Sheppard, Sam (Samuel Holmes)
b. December 29, 1923 d. April 6, 1970
Osteopath, Professional Wrestler. Sam Sheppard was tried and convicted of killing his wife Marilyn in a Cleveland suburb. It unleased a fifty year odyssey that shattered his prominent family and finally culminated in a foolhardy trial to force the State of Ohio to pay millions in compensation for false imprisonment. In a trial with world wide scrutiny and attention, he was convicted of second-degree murder and served ten..

Read, Theodore
b. April 11, 1835 d. April 6, 1865
Civil War Union Brevet Brigadier General. An 1854 graduate of Indiana University, he practiced law prior to the outbreak of the Civil War. He entered the service as a private in the 12th Illinois Infantry but was soon commissioned and served in various staff positions finally becoming lieutenant colonel, assistant adjutant general and chief of staff of the Army of the James. Read was brevetted brigadier general September 29, 1864 "for gallantry before the enemy".

Peabody, Everret
b. 1828 d. April 6, 1862
Civil War Union Army Officer. On April 6 1862 the Battle of Shiloh began with the Confederate Forces of Gen. A.S. Johnston's Army of the Mississippi attacking Union General Ulysses S Grant's Army of the Tennessee. By 9am that morning General Benjamin Prentiss, a division commander in General Grant's Army, organized a defensive stand along a sunken road that became known as "The Hornets Nest".

Harris (Pastor), Laura Ellen
b. September 10, 1913 d. April 6, 2001
Versatile musician, classical violinist. Toured the world with "all girl" swing bands in the 1930s and 40s.
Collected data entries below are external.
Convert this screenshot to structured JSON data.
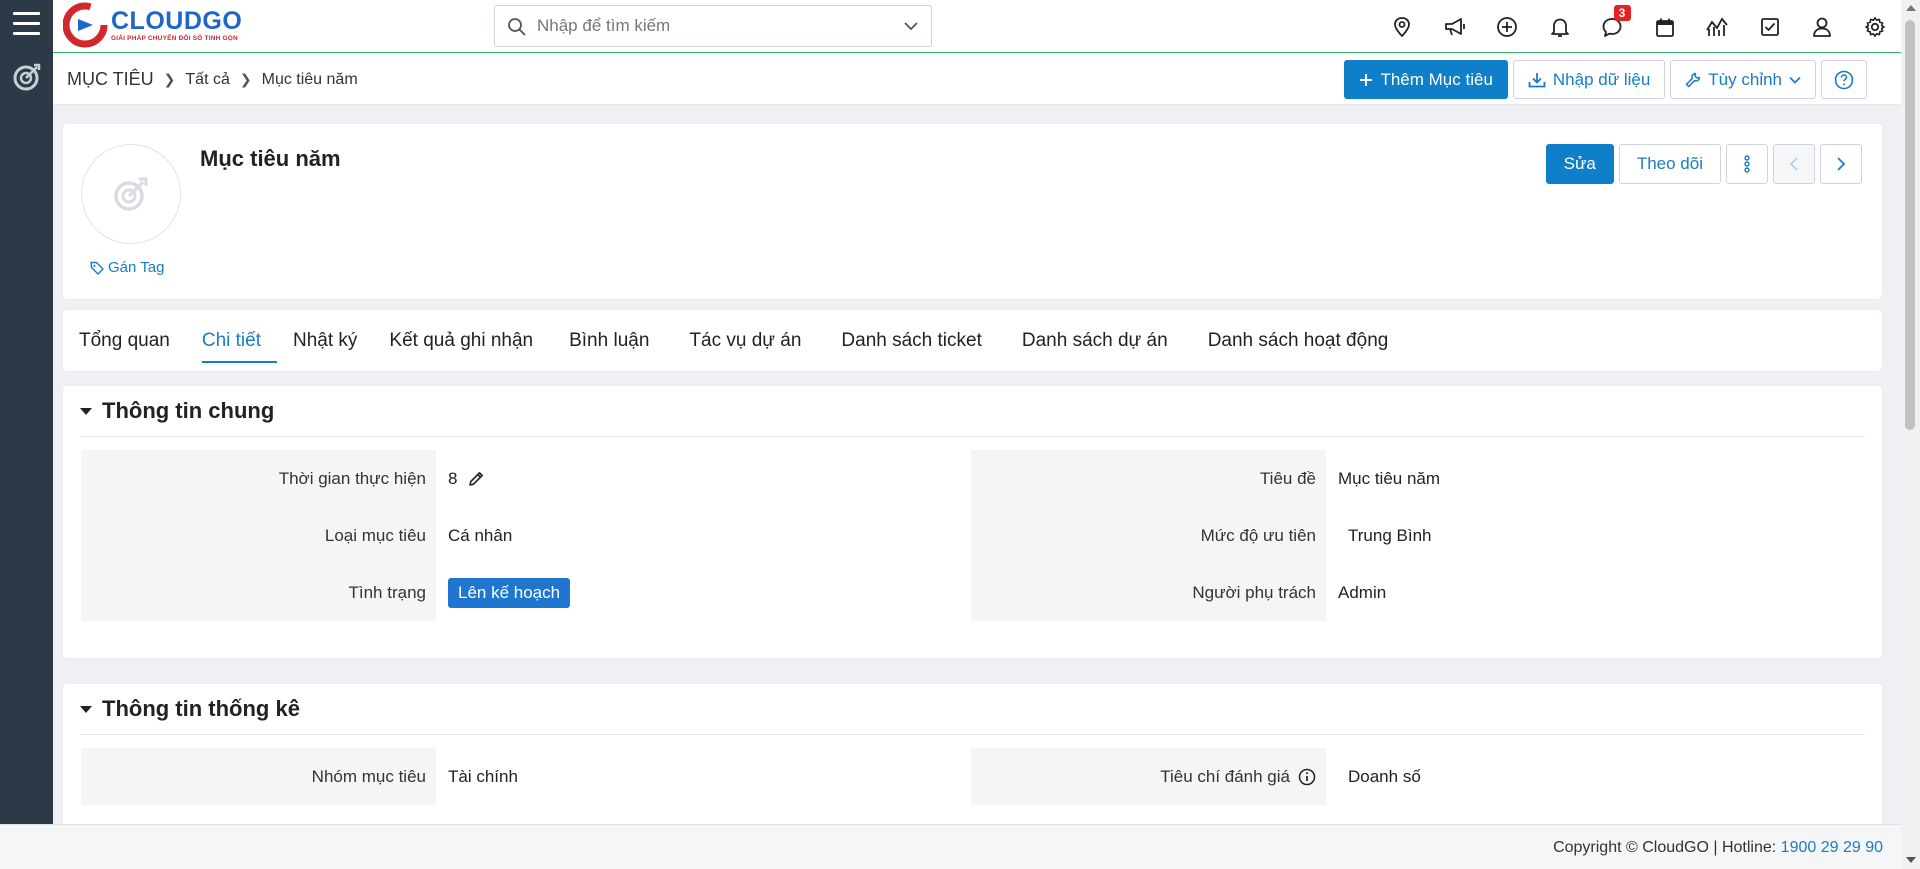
{
  "colors": {
    "primary": "#0e7fc8",
    "rail": "#2c3a47",
    "accent_line": "#38b26a",
    "badge": "#e02424"
  },
  "logo": {
    "brand": "CLOUDGO",
    "slogan": "GIẢI PHÁP CHUYỂN ĐỔI SỐ TINH GỌN"
  },
  "search": {
    "placeholder": "Nhập để tìm kiếm"
  },
  "top_icons": [
    "map-pin-icon",
    "megaphone-icon",
    "plus-circle-icon",
    "bell-icon",
    "chat-icon",
    "calendar-icon",
    "chart-icon",
    "checkbox-icon",
    "user-icon",
    "gear-icon"
  ],
  "chat_badge": "3",
  "breadcrumb": {
    "root": "MỤC TIÊU",
    "level1": "Tất cả",
    "level2": "Mục tiêu năm"
  },
  "actions": {
    "add": "Thêm Mục tiêu",
    "import": "Nhập dữ liệu",
    "customize": "Tùy chỉnh"
  },
  "record": {
    "title": "Mục tiêu năm",
    "tag_label": "Gán Tag",
    "edit": "Sửa",
    "follow": "Theo dõi"
  },
  "tabs": [
    "Tổng quan",
    "Chi tiết",
    "Nhật ký",
    "Kết quả ghi nhận",
    "Bình luận",
    "Tác vụ dự án",
    "Danh sách ticket",
    "Danh sách dự án",
    "Danh sách hoạt động"
  ],
  "active_tab": "Chi tiết",
  "general": {
    "title": "Thông tin chung",
    "left": [
      {
        "label": "Thời gian thực hiện",
        "value": "8"
      },
      {
        "label": "Loại mục tiêu",
        "value": "Cá nhân"
      },
      {
        "label": "Tình trạng",
        "value": "Lên kế hoạch"
      }
    ],
    "right": [
      {
        "label": "Tiêu đề",
        "value": "Mục tiêu năm"
      },
      {
        "label": "Mức độ ưu tiên",
        "value": "Trung Bình"
      },
      {
        "label": "Người phụ trách",
        "value": "Admin"
      }
    ]
  },
  "stats": {
    "title": "Thông tin thống kê",
    "left": [
      {
        "label": "Nhóm mục tiêu",
        "value": "Tài chính"
      }
    ],
    "right": [
      {
        "label": "Tiêu chí đánh giá",
        "value": "Doanh số"
      }
    ]
  },
  "footer": {
    "copyright": "Copyright © CloudGO",
    "hotline_label": "Hotline:",
    "hotline": "1900 29 29 90"
  }
}
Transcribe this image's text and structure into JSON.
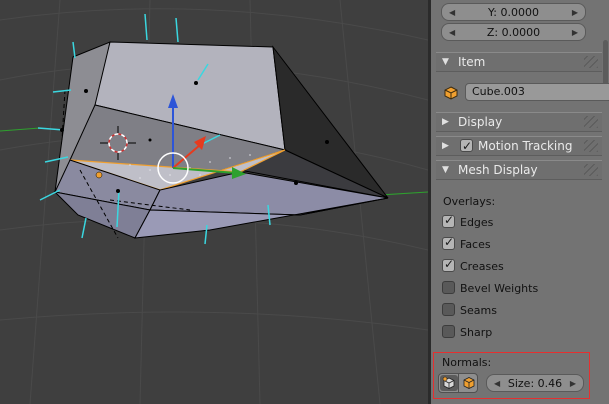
{
  "transform": {
    "y_field": "Y: 0.0000",
    "z_field": "Z: 0.0000"
  },
  "item_panel": {
    "title": "Item",
    "object_name": "Cube.003"
  },
  "display_panel": {
    "title": "Display"
  },
  "motion_tracking_panel": {
    "title": "Motion Tracking",
    "enabled": true
  },
  "mesh_display_panel": {
    "title": "Mesh Display",
    "overlays_label": "Overlays:",
    "overlays": [
      {
        "label": "Edges",
        "checked": true
      },
      {
        "label": "Faces",
        "checked": true
      },
      {
        "label": "Creases",
        "checked": true
      },
      {
        "label": "Bevel Weights",
        "checked": false
      },
      {
        "label": "Seams",
        "checked": false
      },
      {
        "label": "Sharp",
        "checked": false
      }
    ],
    "normals_label": "Normals:",
    "normals_size": "Size: 0.46"
  },
  "colors": {
    "panel_bg": "#737373",
    "highlight_box": "#e53030",
    "selection_orange": "#f0a030",
    "axis_x": "#e63b1e",
    "axis_y": "#2ea12e",
    "axis_z": "#2d55d8",
    "normals_cyan": "#3ad7e0"
  }
}
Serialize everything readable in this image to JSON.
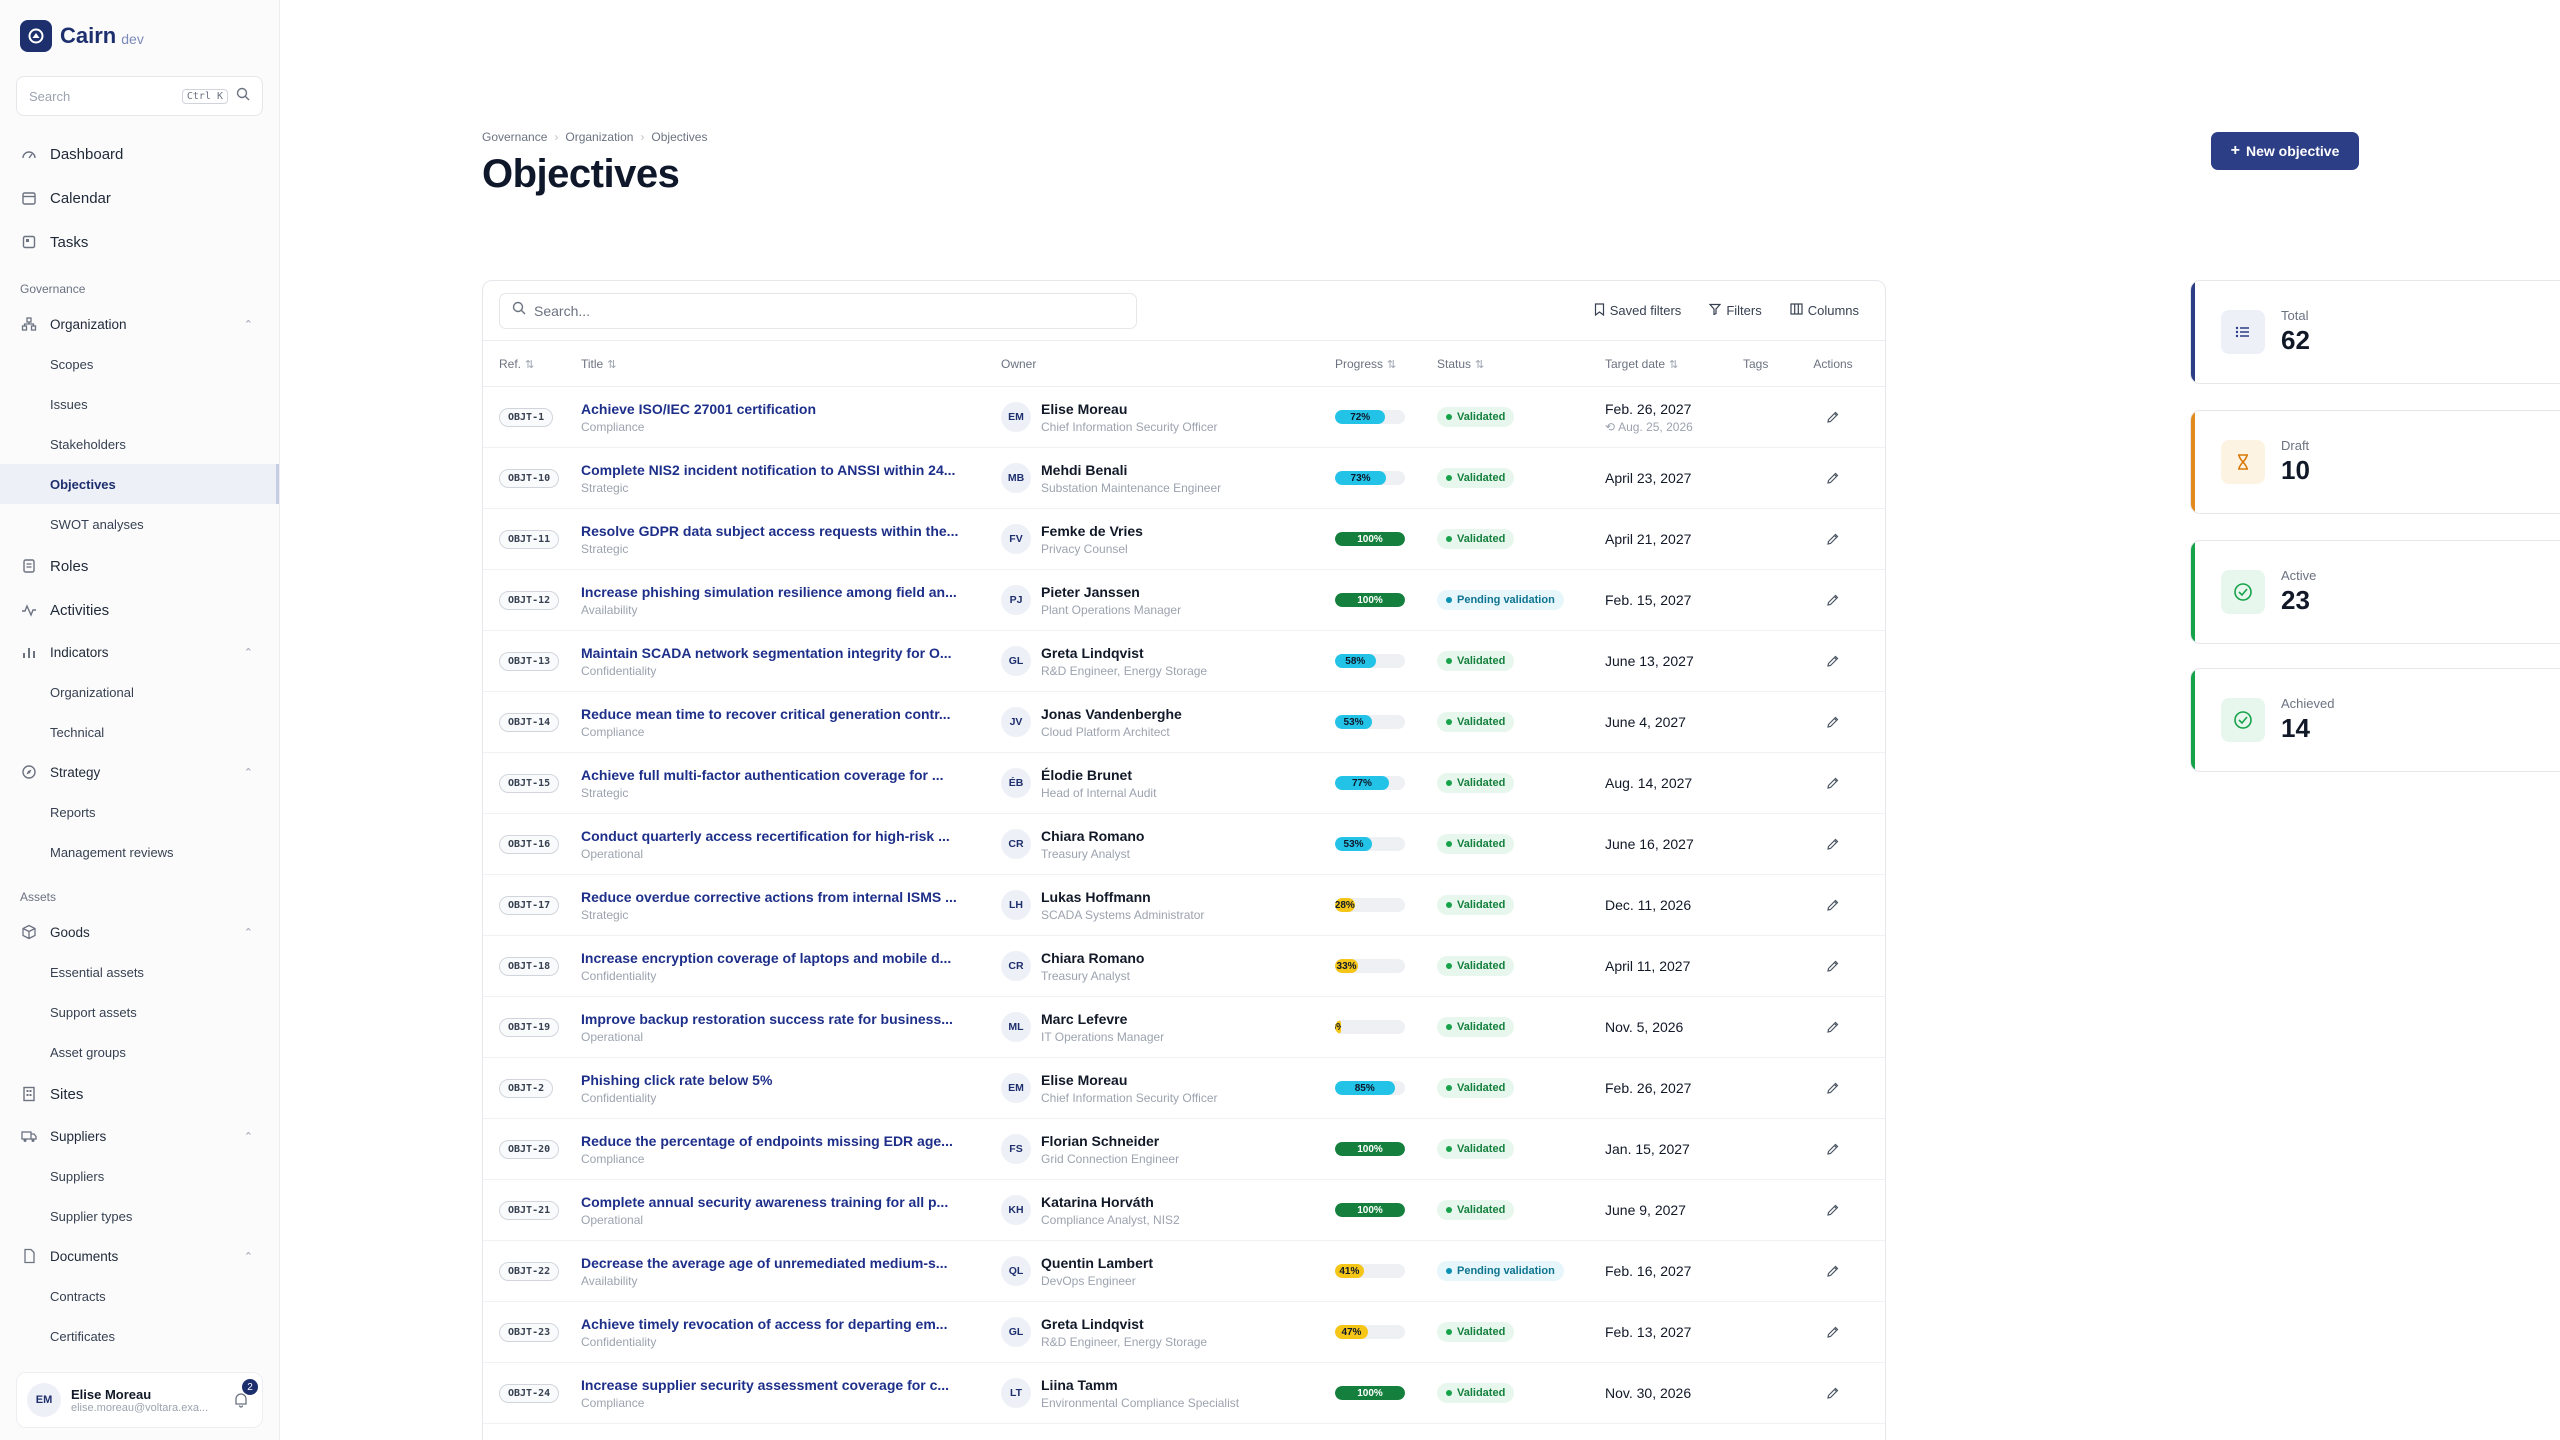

Berlitz, Maximilian (David Berlitzheimer)
b. April 14, 1852 d. April 6, 1921
Educator. He was the founder of the Berlitz Language Schools. Born David Berlitzheimer in the village of Mühringen at the edge of the Black Forest in southwest Germany. his father was a village cantor and Jewish religious teacher. In 1872, he came to Rhode Island where he worked for a while as a private language teacher in Westerly before accepting a permanent position as a teacher of French and German at the Warner Polytechnical College in Providence.

Fiske, Bradley Allen
b. June 13, 1854 d. April 6, 1942
United States Navy Admiral, Inventor. He graduated from Annapolis in 1874 and devoted his entire US Navy career to the invention of instruments for shipboard use. He served in the Spanish-American War, receiving many citations as navigating officer in the Battle of Manila Bay. For his technical innovations, he was promoted to Rear Admiral in 1911. He holds over sixty patents for Navy devices used world wide.

Skaggs Jr., Luther
b. March 3, 1923 d. April 6, 1976
World War II Congressional Medal of Honor Recipient. His citation reads: For conspicuous gallantry and intrepidity at the risk of his life above and beyond the call of duty while serving as squad leader with a mortar section of a rifle company in the 3d Battalion, 3d Marines, 3d Marine Division, during action against enemy Japanese forces on the Asan-Adelup beachhead, Guam, Marianas Islands, 21 -22 July 1944.